While encouraging customers to generate their own power might seem to be against the interest of energy companies, Armand Ferreira, director, sustainable finance at ING, says that companies know that “if they don’t do it, someone else will.” Perhaps most importantly, former incumbents are recognising the value of the information their customers generate. “Retaining customers through initiatives like solar panels gives companies access to more data,” he notes. Parro de la Paz adds: “Data is valuable. It can show, for example, the efficiency of a customer’s dishwasher so the company can then advise on more efficient alternatives.”

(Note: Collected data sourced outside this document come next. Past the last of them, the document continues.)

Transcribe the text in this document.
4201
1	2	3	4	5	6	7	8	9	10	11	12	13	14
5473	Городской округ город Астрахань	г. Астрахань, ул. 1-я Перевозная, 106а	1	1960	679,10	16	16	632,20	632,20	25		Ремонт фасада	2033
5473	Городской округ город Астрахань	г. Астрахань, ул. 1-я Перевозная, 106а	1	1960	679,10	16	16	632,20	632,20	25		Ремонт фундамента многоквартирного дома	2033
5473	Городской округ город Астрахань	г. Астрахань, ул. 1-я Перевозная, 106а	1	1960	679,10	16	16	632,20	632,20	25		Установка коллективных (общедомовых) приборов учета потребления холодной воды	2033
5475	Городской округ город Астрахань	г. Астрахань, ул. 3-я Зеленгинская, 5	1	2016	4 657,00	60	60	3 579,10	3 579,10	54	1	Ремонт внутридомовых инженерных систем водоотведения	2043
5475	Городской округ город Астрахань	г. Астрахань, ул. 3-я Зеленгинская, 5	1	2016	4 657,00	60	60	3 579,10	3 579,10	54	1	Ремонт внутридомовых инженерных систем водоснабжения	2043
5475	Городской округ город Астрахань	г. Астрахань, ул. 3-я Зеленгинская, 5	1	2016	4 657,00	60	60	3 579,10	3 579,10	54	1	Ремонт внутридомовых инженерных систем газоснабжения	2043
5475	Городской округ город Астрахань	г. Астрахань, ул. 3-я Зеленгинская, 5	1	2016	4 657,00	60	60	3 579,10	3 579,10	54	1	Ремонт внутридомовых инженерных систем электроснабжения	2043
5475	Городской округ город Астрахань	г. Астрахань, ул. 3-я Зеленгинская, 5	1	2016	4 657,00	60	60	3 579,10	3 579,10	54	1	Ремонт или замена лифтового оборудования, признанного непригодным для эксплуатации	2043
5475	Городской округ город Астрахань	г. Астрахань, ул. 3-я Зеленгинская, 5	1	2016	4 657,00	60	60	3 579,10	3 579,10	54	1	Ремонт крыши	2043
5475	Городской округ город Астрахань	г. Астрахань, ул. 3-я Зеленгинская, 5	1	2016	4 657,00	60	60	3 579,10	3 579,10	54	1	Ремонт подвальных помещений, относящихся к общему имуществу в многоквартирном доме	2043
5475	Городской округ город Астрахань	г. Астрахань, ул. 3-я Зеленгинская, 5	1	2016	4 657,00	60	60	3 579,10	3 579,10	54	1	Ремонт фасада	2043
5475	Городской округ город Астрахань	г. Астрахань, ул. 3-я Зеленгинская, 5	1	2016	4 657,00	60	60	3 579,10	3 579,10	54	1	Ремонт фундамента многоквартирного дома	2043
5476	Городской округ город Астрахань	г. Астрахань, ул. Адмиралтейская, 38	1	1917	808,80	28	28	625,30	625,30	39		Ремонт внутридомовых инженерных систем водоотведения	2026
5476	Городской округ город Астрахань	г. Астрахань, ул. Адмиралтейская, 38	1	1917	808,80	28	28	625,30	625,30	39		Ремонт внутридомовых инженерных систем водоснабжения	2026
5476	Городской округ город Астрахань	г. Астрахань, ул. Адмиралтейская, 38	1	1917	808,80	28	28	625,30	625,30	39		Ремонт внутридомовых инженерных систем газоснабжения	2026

Energy companies are also taking an open-minded approach to how they drive the uptake of solar panels. “Solar energy is being marketed in new ways, for instance, with some energy companies emphasising the potential returns available at a time when low interest rates mean returns on savings are poor,” explains Ferreira. “At the same time, companies are exploring new financing models with banks. These include lending to enable more people to purchase or lease solar panels; deals to supply solar energy to bank customers; or support to help communities to crowdsource funding for solar fields that generate power for their area.”

A cautious approach in oil and gas

While business models in the energy supply business are evolving rapidly due to regulatory changes and new entrants, change in the oil and gas sector is notably slower, according to Mark Sisouw de Zilwa, technical director, oil and gas at ING. “Certainly all the majors are thinking about what the industry will look like in the future,” he says. “However, there is no consensus on how fast oil and gas will be phased out in order to enable the world to achieve its 2100 neutral greenhouse gas target. But there is widespread agreement that it won’t be soon.”

A recent report by Sisouw de Zilwa and his team noted that cutting the use of oil for transport will be critical to achieving the 2° target set down in the Paris agreement. “Drastic measures will be necessary, such as the switching of light vehicles (which account for 31% of oil use) to electric power,” he says. “However, while our visibility of the timetable for such changes is increasing – with the announcement of a 2040 target for elimination of combustion engines in the UK, France and, most likely, China – there are still many uncertainties.”

The majors don’t see a significant impact on their business from electric vehicles until 2030, according to Sisouw de Zilwa. “That’s a long time away, so while there is a broad long-term move by many companies to increase their emphasis on gas – demand for which is likely to continue to rise for the foreseeable future – there are no plans to split companies or divest oil assets.”